The symptoms of Sever’s disease include pain on the back of the heel bone with activities such as running, jumping or hopping. There can be mild swelling on the back of the heel bone after activity, which should improve with rest.

Walking uphill can worsen the symptoms of Sever’s Disease, while it is common to see those with Sever’s Disease walk on their tip toes to avoid placing a stretch on the Achilles Tendon insertion.

Causes of Sever’s Disease

Sever’s Disease is caused by bones of the foot, ankle and shin growing faster than the Achilles Tendon. We commonly see this in teenagers during growth spurts. The quickly growing bone leads to the tendon pulling on its attachment to the growth plate on the heel bone.

If the individual is a keen sportsperson, especially in running and jumping activities, it can overload the Achilles Tendon attachment site and cause Sever’s Disease.
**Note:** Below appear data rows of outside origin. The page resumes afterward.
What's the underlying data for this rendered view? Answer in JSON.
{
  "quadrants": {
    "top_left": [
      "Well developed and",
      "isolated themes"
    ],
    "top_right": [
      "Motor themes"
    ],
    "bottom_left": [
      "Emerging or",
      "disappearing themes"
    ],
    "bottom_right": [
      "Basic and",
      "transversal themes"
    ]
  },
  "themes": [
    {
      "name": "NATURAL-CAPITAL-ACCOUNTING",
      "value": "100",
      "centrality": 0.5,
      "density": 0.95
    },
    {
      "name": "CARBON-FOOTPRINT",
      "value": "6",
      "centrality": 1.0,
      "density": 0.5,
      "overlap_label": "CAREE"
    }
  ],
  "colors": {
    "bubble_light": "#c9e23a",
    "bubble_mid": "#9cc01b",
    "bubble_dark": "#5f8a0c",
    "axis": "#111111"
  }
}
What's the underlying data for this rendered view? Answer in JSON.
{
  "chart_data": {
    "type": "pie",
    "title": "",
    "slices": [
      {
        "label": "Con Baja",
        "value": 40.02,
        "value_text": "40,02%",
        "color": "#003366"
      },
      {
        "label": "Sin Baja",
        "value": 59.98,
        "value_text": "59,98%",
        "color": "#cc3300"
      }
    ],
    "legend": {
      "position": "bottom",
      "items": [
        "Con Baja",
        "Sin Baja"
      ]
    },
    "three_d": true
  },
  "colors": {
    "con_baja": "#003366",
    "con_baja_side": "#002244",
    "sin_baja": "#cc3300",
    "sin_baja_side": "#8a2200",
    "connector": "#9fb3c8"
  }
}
Common Sports that we see Sever’s Disease:

  • Running
  • Basketball
  • Gymnastics
  • Tennis

Sever’s Disease Diagnosis

Sever’s Disease is a relatively easy condition to diagnose in a clinic with a Physical Therapist. The main objective of the examination is to rule out other similar conditions that may be causing heel pain.

In some cases, the clinician may refer you for a scan. An x-ray is best placed for this as it can identify bone changes in the heel. In some cases, an MRI may be required to rule out other soft tissue injuries that can cause heel pain.

Sever’s Disease Treatment

Home treatment for Sever’s Disease includes icing of the heel bone after activity, non-steroidal anti-inflammatories such as ibuprofen, rest from impact activity, heel raises and heel cups.

Physical Therapy is an excellent option if you struggle to manage the condition at home. An assessment can identify muscular imbalances, and your therapist can develop a rehabilitation programme for you consisting of stretches, balance and strengthening exercises.

Heel raises work well by shortening the Achilles Tendon to take the pressure off the insertion point, while an insole may be required in severe cases. Insoles are typically reserved for irritable causes with very flat feet.

A discussion on footwear is beneficial, and we generally advise wearing a cushioned trainer with a high heel drop.

We rarely suggest surgery or steroid injections for this condition as it is a time-dependent condition that usually resolves over time.

Picture of Hallux Rigidus Exercises

FAQ

How long to heal Sever’s Disease?

It takes 2-3 months for Sever’s Disease to heal, but in severe cases, it is not unusual for the symptoms to last 9-12 months.

Where does Sever’s Disease hurt?

Sever’s DDiseasecauses pain at the back of the heel bone where the Achilles Tendon attaches to the bone.

Can Sever’s be permanent?

No, Sever’s disease is not a permanent condition. Sever’s Disease normally resolves completely once the growth plate fully forms.

How do you test for Sever’s Disease?

A clinical test for Sever’s disease includes the squeeze test of the heel bone and a tip-toe test.

Do you need a boot for Sever’s Disease?

You rarely need a boot for Sever’s Disease. In severe cases, we may recommend a period in a walker boot. Still, we generally try to avoid this and prefer to maintain some level of activity so the Achilles Tendon doesn’t reduce flexibility.